Abstract

Abstract Background Depression is a common comorbidity of Inflammatory Bowel Disease (IBD) which leads to deterioration of the state of disease. The physician needs to know which psychiatric and temperamental characteristics have to be met in order to adapt his treatment to depressive patients. Therefore we compared patients with elevated depressive scores to those with normal scores. Methods 291 IBD patients in 3 specialized IBD clinics in Germany (Ulm, Blaubeuren, Biberach) answered an anonymous questionnaire on their disease itself, on socio-demographic parameters and 6 psychological tests (HADS, STAI-S, STAI-T, FSozU, Neo-FFI, BL-R). Results The questionnaire was completed by 139 (47,3%) male and 155 (52,7%) female patients, 185 (63,4%) with Crohn’s disease and 107 (36,6%) with ulcerative colitis. 229 patients (79,0%) had a normal depression score (=NormD) (HADS-D), 59 (21,0%) had a borderline to very severe elevated score (elevated depression score = ElevD). We characterized ElevD patients with the aid of a personality test (Neo-FFI) as more neurotic (p<0.001), but less extroverted (p<0.001), open for experience (p=0.042), agreeable (p=0.004) and conscientious (p=0.001) than patients with NormD. The Hospital Anxiety and Depression Scale (HADS-D) revealed them as more anxious (p<0.001).

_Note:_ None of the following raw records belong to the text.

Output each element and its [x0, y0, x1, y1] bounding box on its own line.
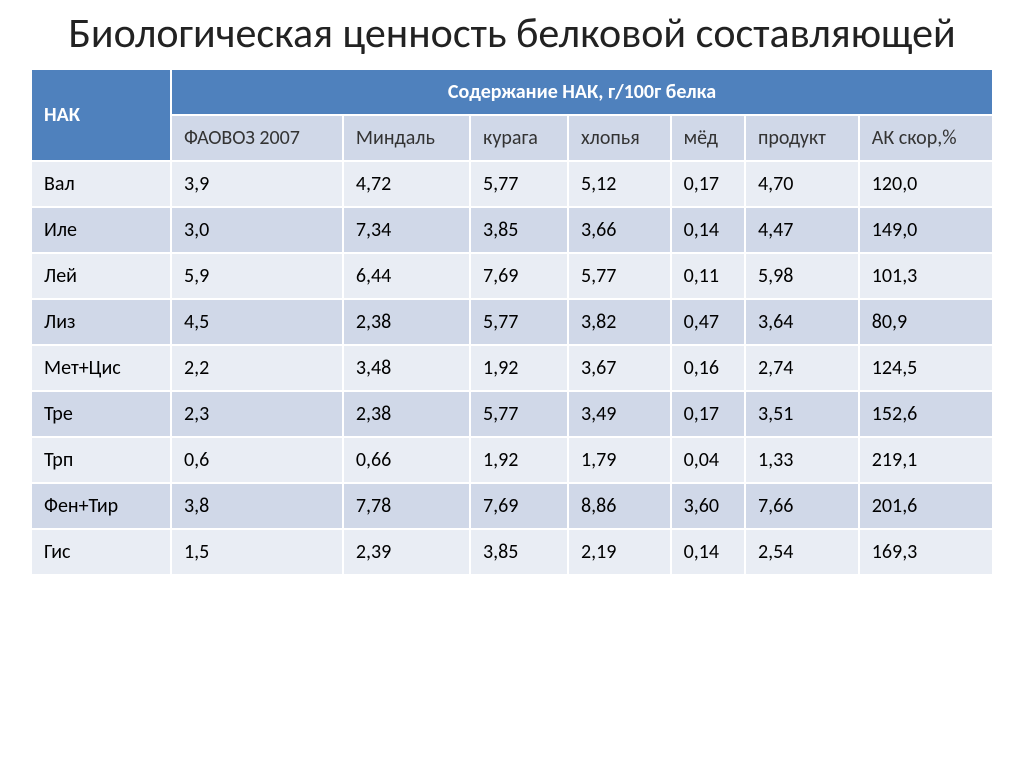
col-header: Миндаль: [343, 115, 470, 161]
cell-value: 4,72: [343, 161, 470, 207]
row-label: Гис: [31, 529, 171, 575]
cell-value: 0,17: [671, 161, 745, 207]
table-row: Гис1,52,393,852,190,142,54169,3: [31, 529, 993, 575]
table-row: Лиз4,52,385,773,820,473,6480,9: [31, 299, 993, 345]
cell-value: 2,39: [343, 529, 470, 575]
cell-value: 201,6: [859, 483, 993, 529]
cell-value: 3,8: [171, 483, 343, 529]
cell-value: 4,47: [745, 207, 859, 253]
cell-value: 5,77: [568, 253, 671, 299]
cell-value: 2,3: [171, 391, 343, 437]
cell-value: 5,77: [470, 391, 568, 437]
cell-value: 7,69: [470, 253, 568, 299]
row-label: Трп: [31, 437, 171, 483]
table-row: Фен+Тир3,87,787,698,863,607,66201,6: [31, 483, 993, 529]
page-title: Биологическая ценность белковой составля…: [30, 10, 994, 58]
table-row: Трп0,60,661,921,790,041,33219,1: [31, 437, 993, 483]
cell-value: 5,77: [470, 161, 568, 207]
cell-value: 4,5: [171, 299, 343, 345]
cell-value: 0,14: [671, 529, 745, 575]
cell-value: 3,0: [171, 207, 343, 253]
cell-value: 0,6: [171, 437, 343, 483]
cell-value: 3,66: [568, 207, 671, 253]
cell-value: 0,14: [671, 207, 745, 253]
row-label: Иле: [31, 207, 171, 253]
cell-value: 5,12: [568, 161, 671, 207]
cell-value: 3,85: [470, 207, 568, 253]
cell-value: 0,16: [671, 345, 745, 391]
table-row: Лей5,96,447,695,770,115,98101,3: [31, 253, 993, 299]
cell-value: 0,47: [671, 299, 745, 345]
cell-value: 1,79: [568, 437, 671, 483]
cell-value: 2,38: [343, 299, 470, 345]
cell-value: 2,19: [568, 529, 671, 575]
row-label: Мет+Цис: [31, 345, 171, 391]
row-label: Фен+Тир: [31, 483, 171, 529]
cell-value: 2,74: [745, 345, 859, 391]
cell-value: 0,04: [671, 437, 745, 483]
cell-value: 152,6: [859, 391, 993, 437]
cell-value: 2,54: [745, 529, 859, 575]
cell-value: 7,34: [343, 207, 470, 253]
cell-value: 3,49: [568, 391, 671, 437]
header-nak: НАК: [31, 69, 171, 161]
table-row: Тре2,32,385,773,490,173,51152,6: [31, 391, 993, 437]
col-header: курага: [470, 115, 568, 161]
cell-value: 2,2: [171, 345, 343, 391]
cell-value: 1,92: [470, 345, 568, 391]
cell-value: 3,67: [568, 345, 671, 391]
cell-value: 5,77: [470, 299, 568, 345]
cell-value: 7,66: [745, 483, 859, 529]
cell-value: 2,38: [343, 391, 470, 437]
col-header: ФАОВОЗ 2007: [171, 115, 343, 161]
cell-value: 0,66: [343, 437, 470, 483]
cell-value: 3,60: [671, 483, 745, 529]
cell-value: 169,3: [859, 529, 993, 575]
cell-value: 1,5: [171, 529, 343, 575]
table-row: Иле3,07,343,853,660,144,47149,0: [31, 207, 993, 253]
cell-value: 120,0: [859, 161, 993, 207]
cell-value: 1,33: [745, 437, 859, 483]
cell-value: 5,9: [171, 253, 343, 299]
col-header: АК скор,%: [859, 115, 993, 161]
cell-value: 0,11: [671, 253, 745, 299]
table-row: Вал3,94,725,775,120,174,70120,0: [31, 161, 993, 207]
cell-value: 3,48: [343, 345, 470, 391]
cell-value: 124,5: [859, 345, 993, 391]
cell-value: 6,44: [343, 253, 470, 299]
cell-value: 3,9: [171, 161, 343, 207]
cell-value: 8,86: [568, 483, 671, 529]
cell-value: 5,98: [745, 253, 859, 299]
cell-value: 7,78: [343, 483, 470, 529]
header-span: Содержание НАК, г/100г белка: [171, 69, 993, 115]
row-label: Вал: [31, 161, 171, 207]
col-header: продукт: [745, 115, 859, 161]
col-header: мёд: [671, 115, 745, 161]
cell-value: 3,82: [568, 299, 671, 345]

This was confirmed by the State Trait Anxiety Inventory (STAI-S/-T) which showed ElevD patients to be more anxious as a state (p<0.001) and as a trait (p<0.001). Moreover patients with ElevD percieve their social support as little as seen in the FSozU (p<0.001). In addition there are lower scores in the Short Inflammatory Bowel Disease Questionnaire (SIBDQ) (p<0.001), the Complaints List (B-LR) (p<0.001) and the fact that most of the patients with ElevD had an active disease (43 (75,4%)) of the group. Conclusion IBD patients with an elevated depression score are more neurotic and less extroverted, open for experience, agreeable and conscientious than other patients. They are anxious and have little social support combined with many complaints and low quality of life. To improve their situation or to prevent it, the treating physician needs to be more sensitive to the patient’s state of mind and inquire more about their general complaints and especially their social support system so he is able to intervene and optimize the quality of life.